Magnetization and Creep in YBCO Tape and CORC Cables for Particle Accelerators: Value and Modification Via Preinjection Cycle

Abstract

High-temperature superconductors (HTSs), including YBCO coated conductors, are being considered for high field dipole and quadrupole magnets for future particle accelerators. The quality of the magnetic field generated by the magnet and its temporal stability are important considerations. The persistent current magnetization of superconductors can degrade the field quality of the magnetic field generated by magnets made from them by causing error fields, and flux creep in the superconductor may lead to drift in the value of the magnetic field during magnetic field ramp holding sequences, including at particle injection. HTS composites possess larger persistent current magnetizations and larger flux creep than low-temperature superconductor composites, and therefore, the error fields and any temporal change of them are typically larger.
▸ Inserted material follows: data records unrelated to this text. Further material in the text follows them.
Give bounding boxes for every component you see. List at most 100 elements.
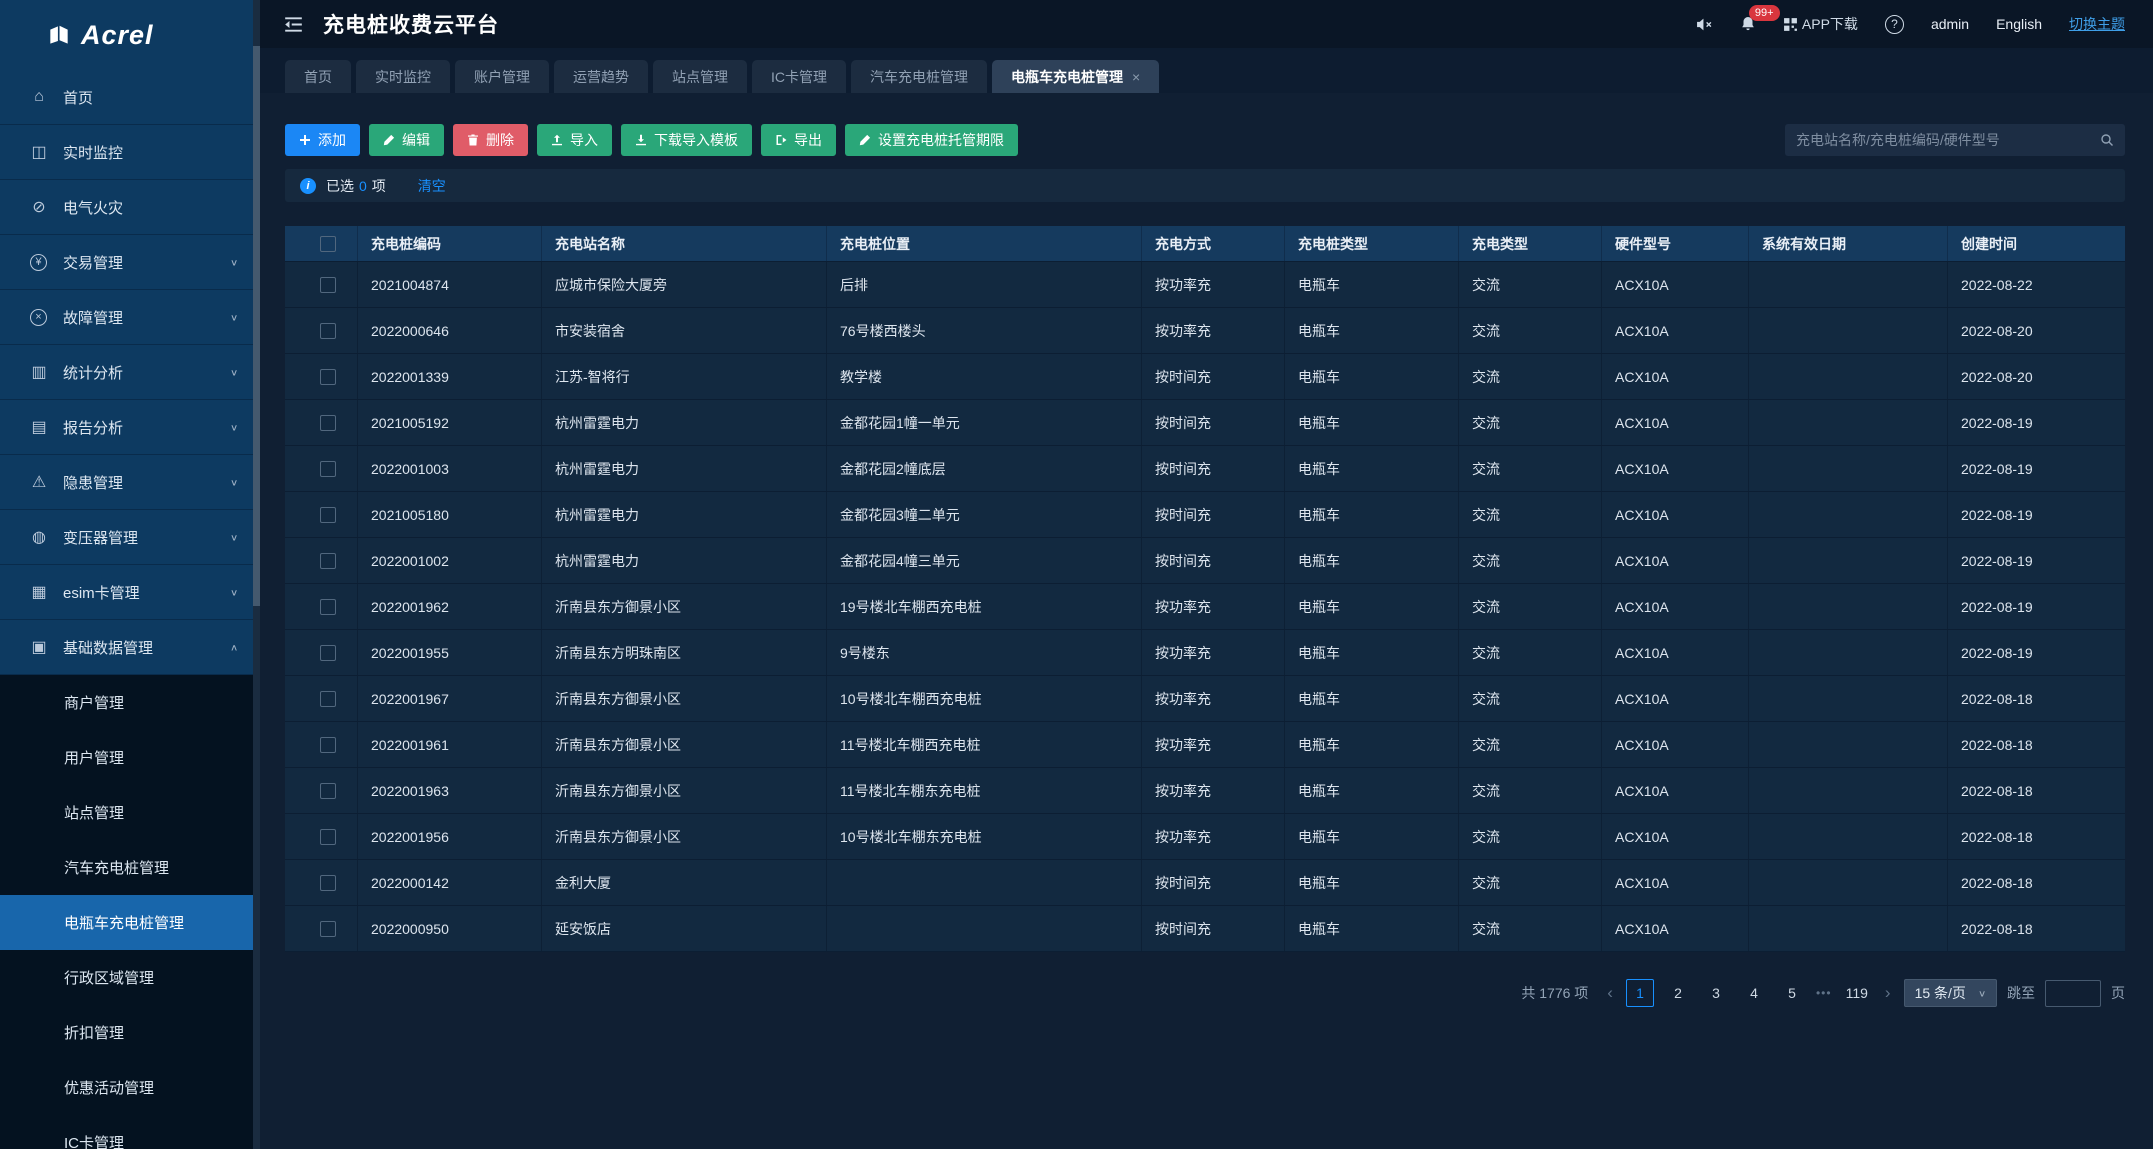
row-checkbox[interactable] xyxy=(320,415,336,431)
row-checkbox[interactable] xyxy=(320,461,336,477)
page-number[interactable]: 5 xyxy=(1778,979,1806,1007)
row-checkbox[interactable] xyxy=(320,737,336,753)
search-icon[interactable] xyxy=(2100,133,2114,147)
sidebar-item-2[interactable]: ⊘电气火灾 xyxy=(0,180,260,235)
tab-6[interactable]: 汽车充电桩管理 xyxy=(851,60,987,93)
chevron-down-icon: ∨ xyxy=(230,532,238,542)
sidebar-item-label: 首页 xyxy=(63,87,93,108)
download-template-button[interactable]: 下载导入模板 xyxy=(621,124,752,156)
row-checkbox[interactable] xyxy=(320,277,336,293)
row-checkbox[interactable] xyxy=(320,921,336,937)
sidebar-subitem[interactable]: 用户管理 xyxy=(0,730,260,785)
sidebar-subitem[interactable]: 行政区域管理 xyxy=(0,950,260,1005)
page-number[interactable]: 1 xyxy=(1626,979,1654,1007)
header-checkbox-cell xyxy=(285,226,357,261)
row-checkbox-cell xyxy=(285,722,357,767)
table-cell: 2022001002 xyxy=(357,538,541,583)
row-checkbox[interactable] xyxy=(320,507,336,523)
table-cell: 按功率充 xyxy=(1141,308,1284,353)
sidebar-item-3[interactable]: ¥交易管理∨ xyxy=(0,235,260,290)
row-checkbox[interactable] xyxy=(320,369,336,385)
set-trusteeship-button[interactable]: 设置充电桩托管期限 xyxy=(845,124,1018,156)
sidebar-subitem[interactable]: IC卡管理 xyxy=(0,1115,260,1149)
close-icon[interactable]: × xyxy=(1132,69,1140,85)
language-switch[interactable]: English xyxy=(1996,16,2042,32)
sidebar-subitem[interactable]: 商户管理 xyxy=(0,675,260,730)
sidebar-item-7[interactable]: ⚠隐患管理∨ xyxy=(0,455,260,510)
tab-1[interactable]: 实时监控 xyxy=(356,60,450,93)
sidebar-nav: ⌂首页◫实时监控⊘电气火灾¥交易管理∨×故障管理∨▥统计分析∨▤报告分析∨⚠隐患… xyxy=(0,70,260,1149)
sidebar-item-8[interactable]: ◍变压器管理∨ xyxy=(0,510,260,565)
chevron-down-icon: ∨ xyxy=(230,587,238,597)
row-checkbox-cell xyxy=(285,814,357,859)
sidebar-subitem[interactable]: 优惠活动管理 xyxy=(0,1060,260,1115)
table-cell: 2022001955 xyxy=(357,630,541,675)
table-header-row: 充电桩编码充电站名称充电桩位置充电方式充电桩类型充电类型硬件型号系统有效日期创建… xyxy=(285,226,2125,262)
sidebar-subitem[interactable]: 汽车充电桩管理 xyxy=(0,840,260,895)
page-number[interactable]: 2 xyxy=(1664,979,1692,1007)
sidebar-item-4[interactable]: ×故障管理∨ xyxy=(0,290,260,345)
table-cell: 杭州雷霆电力 xyxy=(541,446,826,491)
app-download[interactable]: APP下载 xyxy=(1783,14,1858,34)
notifications-bell[interactable]: 99+ xyxy=(1740,16,1756,32)
user-menu[interactable]: admin xyxy=(1931,16,1969,32)
table-cell: 交流 xyxy=(1458,308,1601,353)
table-cell: 电瓶车 xyxy=(1284,308,1458,353)
tab-3[interactable]: 运营趋势 xyxy=(554,60,648,93)
sidebar-subitem[interactable]: 站点管理 xyxy=(0,785,260,840)
table-row: 2022001963沂南县东方御景小区11号楼北车棚东充电桩按功率充电瓶车交流A… xyxy=(285,768,2125,814)
next-page-icon[interactable]: › xyxy=(1882,983,1894,1003)
table-cell: 2022000950 xyxy=(357,906,541,951)
jump-page-input[interactable] xyxy=(2045,980,2101,1007)
row-checkbox[interactable] xyxy=(320,691,336,707)
row-checkbox[interactable] xyxy=(320,323,336,339)
table-cell: 金利大厦 xyxy=(541,860,826,905)
tab-7[interactable]: 电瓶车充电桩管理× xyxy=(992,60,1159,93)
sidebar-scrollbar[interactable] xyxy=(253,0,260,1149)
export-button[interactable]: 导出 xyxy=(761,124,836,156)
sidebar-item-0[interactable]: ⌂首页 xyxy=(0,70,260,125)
mute-icon[interactable] xyxy=(1696,17,1713,32)
row-checkbox[interactable] xyxy=(320,645,336,661)
delete-button[interactable]: 删除 xyxy=(453,124,528,156)
ellipsis-icon[interactable]: ••• xyxy=(1816,986,1832,1000)
row-checkbox[interactable] xyxy=(320,599,336,615)
theme-switch-link[interactable]: 切换主题 xyxy=(2069,14,2125,34)
sidebar-subitem[interactable]: 电瓶车充电桩管理 xyxy=(0,895,260,950)
sidebar-item-6[interactable]: ▤报告分析∨ xyxy=(0,400,260,455)
page-number[interactable]: 119 xyxy=(1842,979,1872,1007)
tab-2[interactable]: 账户管理 xyxy=(455,60,549,93)
search-input[interactable] xyxy=(1796,132,2100,148)
clear-selection-link[interactable]: 清空 xyxy=(418,176,446,196)
sidebar-subitem[interactable]: 折扣管理 xyxy=(0,1005,260,1060)
scrollbar-thumb[interactable] xyxy=(253,46,260,606)
tab-5[interactable]: IC卡管理 xyxy=(752,60,846,93)
edit-button[interactable]: 编辑 xyxy=(369,124,444,156)
tab-0[interactable]: 首页 xyxy=(285,60,351,93)
sidebar-item-10[interactable]: ▣基础数据管理∧ xyxy=(0,620,260,675)
table-cell: 电瓶车 xyxy=(1284,446,1458,491)
chevron-up-icon: ∧ xyxy=(230,642,238,652)
prev-page-icon[interactable]: ‹ xyxy=(1604,983,1616,1003)
row-checkbox[interactable] xyxy=(320,875,336,891)
collapse-sidebar-icon[interactable] xyxy=(284,16,303,33)
sidebar-item-1[interactable]: ◫实时监控 xyxy=(0,125,260,180)
table-cell: 2022001961 xyxy=(357,722,541,767)
sidebar-item-9[interactable]: ▦esim卡管理∨ xyxy=(0,565,260,620)
page-number[interactable]: 4 xyxy=(1740,979,1768,1007)
row-checkbox[interactable] xyxy=(320,829,336,845)
import-button[interactable]: 导入 xyxy=(537,124,612,156)
table-cell: 沂南县东方御景小区 xyxy=(541,814,826,859)
sidebar-item-5[interactable]: ▥统计分析∨ xyxy=(0,345,260,400)
page-number[interactable]: 3 xyxy=(1702,979,1730,1007)
app-download-label: APP下载 xyxy=(1802,14,1858,34)
help-icon[interactable]: ? xyxy=(1885,15,1904,34)
page-size-select[interactable]: 15 条/页∨ xyxy=(1904,979,1997,1007)
add-button[interactable]: 添加 xyxy=(285,124,360,156)
sidebar-item-label: 交易管理 xyxy=(63,252,123,273)
row-checkbox[interactable] xyxy=(320,553,336,569)
row-checkbox[interactable] xyxy=(320,783,336,799)
select-all-checkbox[interactable] xyxy=(320,236,336,252)
content: 添加编辑删除导入下载导入模板导出设置充电桩托管期限 i 已选 0 项 清空 充电… xyxy=(260,93,2153,1149)
tab-4[interactable]: 站点管理 xyxy=(653,60,747,93)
In this paper, the 4.2 K magnetization of a small segment of coated conductor was measured in a vibrating sample magnetometer in perpendicular fields up to 14 T, and the decay was measured at 1 T. The magnetization and decay of a CORC cable were measured in a 12 T cryogen-free magnet. A Hall sensor, placed close to the sample, was used to measure the magnetization. The applied magnetic field was ramped through full flux penetration, and then, brought within one flux penetration depth of the target applied magnetic field before the decay measurement was started. Selective cycling of the magnetic field applied to the samples was explored as a technique to reduce the magnetization and its decay. Significant suppression of both the initial magnetization at 1 T and its decay were observed.